Regular expressions that work "everywhere"

(johndcook.com)

18 points | by ColinWright 2 days ago

7 comments

  • JdeBP 19 minutes ago
    The author is circling around, but not quite reaching, a statement that POSIX Basic Regular Expressions work everywhere, with the caveat that that not everyone has caught up with version 8 of the Single Unix Specification, which has slightly changed BREs.
  • agnishom 21 minutes ago
    A while ago, we wrote a paper about finding regexes which match the same way in both the greedy semantics and the leftmost maximal semantics.

    https://par.nsf.gov/servlets/purl/10534654

  • MathMonkeyMan 1 hour ago
    I've always been a stickler for being specific about which regex language your thing accepts, and whether it is to match any substring, or a prefix, or a suffix, or the whole thing, or a line, or a substring of a line, or whatever.

    Here are some of the [more popular][1] ones, and then there are PCRE and Python.

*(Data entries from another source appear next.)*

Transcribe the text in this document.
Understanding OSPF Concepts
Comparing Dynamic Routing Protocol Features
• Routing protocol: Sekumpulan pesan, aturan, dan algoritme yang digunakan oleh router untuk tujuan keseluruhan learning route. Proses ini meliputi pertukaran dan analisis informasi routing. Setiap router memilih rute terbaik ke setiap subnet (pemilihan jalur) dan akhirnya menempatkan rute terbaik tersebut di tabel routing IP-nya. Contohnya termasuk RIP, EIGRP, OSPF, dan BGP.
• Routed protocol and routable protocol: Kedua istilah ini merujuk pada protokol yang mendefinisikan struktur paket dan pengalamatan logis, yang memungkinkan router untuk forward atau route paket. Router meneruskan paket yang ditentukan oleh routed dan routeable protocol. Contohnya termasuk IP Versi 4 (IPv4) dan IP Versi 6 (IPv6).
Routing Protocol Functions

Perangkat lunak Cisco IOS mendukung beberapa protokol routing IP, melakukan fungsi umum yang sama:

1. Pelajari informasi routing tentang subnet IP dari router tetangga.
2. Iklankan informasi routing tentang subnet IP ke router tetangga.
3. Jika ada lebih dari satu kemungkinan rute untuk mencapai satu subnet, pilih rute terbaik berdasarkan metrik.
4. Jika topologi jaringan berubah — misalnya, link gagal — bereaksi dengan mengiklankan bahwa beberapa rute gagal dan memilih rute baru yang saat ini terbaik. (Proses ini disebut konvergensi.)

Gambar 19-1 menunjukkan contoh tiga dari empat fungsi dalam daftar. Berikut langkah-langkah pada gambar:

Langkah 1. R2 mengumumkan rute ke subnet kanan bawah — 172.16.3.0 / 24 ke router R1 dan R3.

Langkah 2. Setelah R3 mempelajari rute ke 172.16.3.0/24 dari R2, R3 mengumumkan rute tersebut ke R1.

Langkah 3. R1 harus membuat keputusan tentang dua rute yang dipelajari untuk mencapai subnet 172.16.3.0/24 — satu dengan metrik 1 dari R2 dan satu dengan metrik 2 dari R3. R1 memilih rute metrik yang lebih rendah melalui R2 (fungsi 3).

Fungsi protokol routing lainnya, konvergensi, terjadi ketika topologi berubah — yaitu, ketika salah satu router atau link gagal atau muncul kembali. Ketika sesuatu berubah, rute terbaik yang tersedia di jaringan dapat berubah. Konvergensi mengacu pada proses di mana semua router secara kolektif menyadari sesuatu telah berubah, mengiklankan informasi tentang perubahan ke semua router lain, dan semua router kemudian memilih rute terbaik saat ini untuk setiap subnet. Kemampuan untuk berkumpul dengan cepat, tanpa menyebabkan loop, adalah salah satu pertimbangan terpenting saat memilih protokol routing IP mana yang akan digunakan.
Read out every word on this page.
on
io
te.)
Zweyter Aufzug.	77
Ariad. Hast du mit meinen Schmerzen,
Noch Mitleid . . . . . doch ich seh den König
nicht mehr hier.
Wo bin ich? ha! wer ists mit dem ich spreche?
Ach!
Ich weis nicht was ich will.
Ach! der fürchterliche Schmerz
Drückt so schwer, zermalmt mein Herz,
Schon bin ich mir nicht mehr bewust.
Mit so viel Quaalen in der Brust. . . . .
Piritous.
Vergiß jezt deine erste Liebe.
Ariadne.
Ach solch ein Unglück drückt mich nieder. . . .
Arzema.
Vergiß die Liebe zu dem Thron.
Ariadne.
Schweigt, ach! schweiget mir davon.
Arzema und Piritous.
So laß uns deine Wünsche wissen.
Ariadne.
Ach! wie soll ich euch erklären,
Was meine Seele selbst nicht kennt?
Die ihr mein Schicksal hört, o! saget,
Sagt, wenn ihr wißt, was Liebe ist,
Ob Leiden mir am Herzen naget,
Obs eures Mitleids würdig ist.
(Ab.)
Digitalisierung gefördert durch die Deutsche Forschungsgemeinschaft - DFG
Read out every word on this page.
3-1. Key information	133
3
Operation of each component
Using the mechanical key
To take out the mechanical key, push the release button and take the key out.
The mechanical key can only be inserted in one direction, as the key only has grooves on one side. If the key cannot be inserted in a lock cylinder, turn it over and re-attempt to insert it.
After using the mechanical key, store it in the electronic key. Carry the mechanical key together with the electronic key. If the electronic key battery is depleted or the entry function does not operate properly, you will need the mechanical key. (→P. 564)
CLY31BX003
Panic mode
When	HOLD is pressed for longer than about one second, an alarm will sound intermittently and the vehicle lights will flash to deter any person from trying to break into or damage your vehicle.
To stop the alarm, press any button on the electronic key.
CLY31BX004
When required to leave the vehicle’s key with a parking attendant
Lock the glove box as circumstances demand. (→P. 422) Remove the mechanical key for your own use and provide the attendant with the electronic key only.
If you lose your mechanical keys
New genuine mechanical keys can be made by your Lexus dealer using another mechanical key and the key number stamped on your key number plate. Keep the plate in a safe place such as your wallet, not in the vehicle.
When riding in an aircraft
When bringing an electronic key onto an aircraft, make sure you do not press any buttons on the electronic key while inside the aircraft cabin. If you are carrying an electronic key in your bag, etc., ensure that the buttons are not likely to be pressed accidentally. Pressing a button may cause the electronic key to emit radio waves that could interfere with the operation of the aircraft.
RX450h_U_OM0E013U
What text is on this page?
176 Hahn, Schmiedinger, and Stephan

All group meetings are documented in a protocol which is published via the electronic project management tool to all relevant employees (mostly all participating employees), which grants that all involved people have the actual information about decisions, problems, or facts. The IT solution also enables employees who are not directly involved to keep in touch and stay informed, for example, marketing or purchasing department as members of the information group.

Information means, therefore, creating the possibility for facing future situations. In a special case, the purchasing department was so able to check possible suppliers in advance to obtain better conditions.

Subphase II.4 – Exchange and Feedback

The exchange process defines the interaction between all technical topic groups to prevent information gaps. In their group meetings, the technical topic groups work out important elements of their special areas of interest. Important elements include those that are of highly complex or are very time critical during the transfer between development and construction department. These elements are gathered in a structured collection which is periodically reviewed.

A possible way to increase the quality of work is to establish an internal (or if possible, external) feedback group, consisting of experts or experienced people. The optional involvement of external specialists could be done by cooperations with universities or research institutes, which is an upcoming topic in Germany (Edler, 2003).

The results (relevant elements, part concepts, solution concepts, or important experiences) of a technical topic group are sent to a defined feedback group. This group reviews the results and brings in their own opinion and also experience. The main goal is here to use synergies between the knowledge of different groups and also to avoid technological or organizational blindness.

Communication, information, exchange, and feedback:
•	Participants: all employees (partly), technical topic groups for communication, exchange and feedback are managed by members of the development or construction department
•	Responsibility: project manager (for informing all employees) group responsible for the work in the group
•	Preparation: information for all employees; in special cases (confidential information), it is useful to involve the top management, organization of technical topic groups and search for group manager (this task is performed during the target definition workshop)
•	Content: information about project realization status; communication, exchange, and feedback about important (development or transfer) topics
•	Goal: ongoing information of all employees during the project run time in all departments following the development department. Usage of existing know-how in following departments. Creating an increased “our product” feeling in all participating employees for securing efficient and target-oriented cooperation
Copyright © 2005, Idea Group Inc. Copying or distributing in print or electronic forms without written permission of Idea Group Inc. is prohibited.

    It took me a while to learn that some of the older ones you see in e.g. grep are [specified by POSIX][2].

    [1]: https://cppreference.com/cpp/regex#Regular_expression_gramma...

    [2]: https://pubs.opengroup.org/onlinepubs/009696899/basedefs/xbd...

  • LoganDark 33 minutes ago
    > the special characters . * ^ $

    These already do not work in many tools which require those special characters to be escaped to have any meaning. An easy example is GNU grep, sed, etc. which use BRE ("Basic Regular Expressions") by default. The article mentions GNU coreutils but does not explain that `-E` is required to fix that behavior.

  • Resonix 2 days ago
    why I built this
    • greazy 35 minutes ago
      I think you forgot to post a link?